Gradually he told her something of his own life: of his official life, which had been painstaking and mildly successful; and of his unofficial pastime, which was the spoiling of yards of canvas.
"Of course, I don't know anything about it," he explained. "But I have always felt I could paint something someday. I can sketch pretty decently, but I'd like to do a real picture of something. A chap who knew once told me that my technique wasn't bad."
She was interested, pressed for details.
"I am sure you paint awfully well."
He shook his head.
"No, I've begun several things lately and chucked them up in despair. I always thought that, when I had the time, it would be plain sailing. I have been storing up that idea for years, but now, like everything else, I suppose, I've left it too late."
"Nothing's too late - ever," said the little lady, with the vehement earnestness of the very young.
He smiled down on her. "You think not, child? It's too late for some things for me."
And the little lady laughed at him and nicknamed him Methuselah.
They were beginning to feel curiously at home in the British Museum. The solid and sympathetic police man who patrolled the galleries was a man of tact, and on the appearance of the couple he usually found that his onerous duties of guardianship were urgently needed in the adjoining Assyrian room.
One day the man took a bold step. He invited her out to tea!
At first she demurred.
"I have no time. I am not free. I can come some mornings because the children have French lessons."
"Nonsense," said the man. "You could manage one day. Kill off an aunt or a second cousin or something, but come. We'll go to a little ABC shop near here, and have buns for tea! I know you must love buns!"

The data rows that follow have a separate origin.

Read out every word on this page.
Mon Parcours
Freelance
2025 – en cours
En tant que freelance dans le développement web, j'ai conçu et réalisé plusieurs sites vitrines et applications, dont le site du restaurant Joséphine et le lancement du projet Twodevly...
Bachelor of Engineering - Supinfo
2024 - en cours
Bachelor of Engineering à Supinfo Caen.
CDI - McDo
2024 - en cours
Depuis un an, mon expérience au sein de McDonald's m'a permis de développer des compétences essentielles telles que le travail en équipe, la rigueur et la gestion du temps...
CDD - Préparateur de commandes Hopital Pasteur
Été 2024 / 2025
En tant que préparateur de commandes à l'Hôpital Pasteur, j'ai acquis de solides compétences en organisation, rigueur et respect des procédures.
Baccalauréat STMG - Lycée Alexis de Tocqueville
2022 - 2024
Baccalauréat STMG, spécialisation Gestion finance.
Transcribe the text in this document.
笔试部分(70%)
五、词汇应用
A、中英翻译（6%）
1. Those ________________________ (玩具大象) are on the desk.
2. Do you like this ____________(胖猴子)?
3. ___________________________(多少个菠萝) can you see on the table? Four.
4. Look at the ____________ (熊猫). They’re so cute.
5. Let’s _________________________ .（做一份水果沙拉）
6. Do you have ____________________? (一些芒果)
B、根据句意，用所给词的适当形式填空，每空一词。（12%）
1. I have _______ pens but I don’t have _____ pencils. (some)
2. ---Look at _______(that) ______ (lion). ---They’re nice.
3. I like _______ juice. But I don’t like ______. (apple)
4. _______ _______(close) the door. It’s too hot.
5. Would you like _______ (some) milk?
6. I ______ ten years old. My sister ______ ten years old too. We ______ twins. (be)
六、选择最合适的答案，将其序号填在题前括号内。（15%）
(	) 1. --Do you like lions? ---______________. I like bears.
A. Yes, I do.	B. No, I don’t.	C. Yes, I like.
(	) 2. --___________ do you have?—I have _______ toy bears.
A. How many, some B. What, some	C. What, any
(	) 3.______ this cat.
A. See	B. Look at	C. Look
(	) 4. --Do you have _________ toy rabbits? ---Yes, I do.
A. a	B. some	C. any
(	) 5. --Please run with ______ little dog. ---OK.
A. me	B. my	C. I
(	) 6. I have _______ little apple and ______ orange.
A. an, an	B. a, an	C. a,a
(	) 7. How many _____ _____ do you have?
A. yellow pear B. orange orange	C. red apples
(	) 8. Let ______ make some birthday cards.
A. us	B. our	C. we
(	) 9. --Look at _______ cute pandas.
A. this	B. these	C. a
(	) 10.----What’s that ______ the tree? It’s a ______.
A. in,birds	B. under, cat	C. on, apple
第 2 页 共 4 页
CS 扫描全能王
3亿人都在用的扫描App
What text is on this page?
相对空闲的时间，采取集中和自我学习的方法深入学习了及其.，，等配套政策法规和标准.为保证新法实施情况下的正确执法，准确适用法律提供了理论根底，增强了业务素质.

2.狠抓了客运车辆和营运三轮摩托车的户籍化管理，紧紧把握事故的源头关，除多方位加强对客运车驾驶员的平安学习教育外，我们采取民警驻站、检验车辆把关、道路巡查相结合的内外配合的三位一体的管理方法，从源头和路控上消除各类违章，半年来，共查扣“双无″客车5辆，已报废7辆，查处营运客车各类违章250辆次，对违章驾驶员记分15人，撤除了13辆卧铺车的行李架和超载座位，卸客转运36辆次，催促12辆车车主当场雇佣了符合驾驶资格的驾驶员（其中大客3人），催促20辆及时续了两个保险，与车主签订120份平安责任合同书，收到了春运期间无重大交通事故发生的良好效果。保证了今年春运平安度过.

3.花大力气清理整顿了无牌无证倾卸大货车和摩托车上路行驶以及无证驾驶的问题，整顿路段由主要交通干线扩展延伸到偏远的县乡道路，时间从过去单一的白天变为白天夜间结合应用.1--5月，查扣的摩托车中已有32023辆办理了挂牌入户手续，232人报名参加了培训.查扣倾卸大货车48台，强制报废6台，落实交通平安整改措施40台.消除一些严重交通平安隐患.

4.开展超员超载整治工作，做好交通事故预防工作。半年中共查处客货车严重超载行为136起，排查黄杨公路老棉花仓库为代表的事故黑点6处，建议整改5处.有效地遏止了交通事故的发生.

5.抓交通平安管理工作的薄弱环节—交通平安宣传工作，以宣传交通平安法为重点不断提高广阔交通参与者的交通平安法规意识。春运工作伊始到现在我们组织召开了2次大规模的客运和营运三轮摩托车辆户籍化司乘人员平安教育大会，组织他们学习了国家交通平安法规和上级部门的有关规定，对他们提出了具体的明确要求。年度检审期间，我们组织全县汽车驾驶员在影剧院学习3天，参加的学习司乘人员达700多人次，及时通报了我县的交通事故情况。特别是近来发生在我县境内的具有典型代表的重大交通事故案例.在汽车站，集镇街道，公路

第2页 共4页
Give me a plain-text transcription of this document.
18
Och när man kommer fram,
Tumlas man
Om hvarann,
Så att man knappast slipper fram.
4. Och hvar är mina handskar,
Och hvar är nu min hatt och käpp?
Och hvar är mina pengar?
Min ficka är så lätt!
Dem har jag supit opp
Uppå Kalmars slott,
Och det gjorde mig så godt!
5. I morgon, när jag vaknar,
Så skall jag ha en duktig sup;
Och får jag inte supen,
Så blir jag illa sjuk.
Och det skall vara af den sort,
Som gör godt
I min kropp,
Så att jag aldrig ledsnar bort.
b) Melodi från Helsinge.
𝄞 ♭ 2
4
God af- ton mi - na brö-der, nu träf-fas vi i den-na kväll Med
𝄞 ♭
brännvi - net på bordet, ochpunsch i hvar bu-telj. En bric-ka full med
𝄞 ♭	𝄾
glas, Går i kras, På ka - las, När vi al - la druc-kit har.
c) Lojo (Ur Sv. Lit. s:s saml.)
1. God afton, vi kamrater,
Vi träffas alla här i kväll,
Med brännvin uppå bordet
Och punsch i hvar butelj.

"Yes, the penny kind with currants!"
"And a lovely glaze on top -"
"They are such plump, dear things!"
"There is something," Frank Oliver said solemnly, "infinitely comforting about a bun!"
So it was arranged, and the little governess came, wearing quite an expensive hothouse rose in her belt in honor of the occasion.
He had noticed that, of late, she had a strained, worried look, and it was more apparent than ever this afternoon as she poured out the tea at the little marble-topped table.
"Children been bothering you?" he asked solicitously.
She shook her head. She had seemed curiously disinclined to talk about the children lately.
"They're all right. I never mind them."
"Don't you?"
His sympathetic tone seemed to distress her unwarrantably.
"Oh, no. It was never that. But - but, indeed, I was lonely. I was indeed!" Her tone was almost pleading.
He said quickly, touched: "Yes, yes, child. I know - I know."
After a minute's pause he remarked in a cheerful tone: "Do you know, you haven't even asked my name yet?"
She held up a protesting hand.
"Please, I don't want to know it. And don't ask mine. Let us be just two lonely people who've come together and made friends. It makes it so much more wonderful - and - and different."
He said slowly and thoughtfully: "Very well. In an otherwise lonely world we'll be two people who have just each other."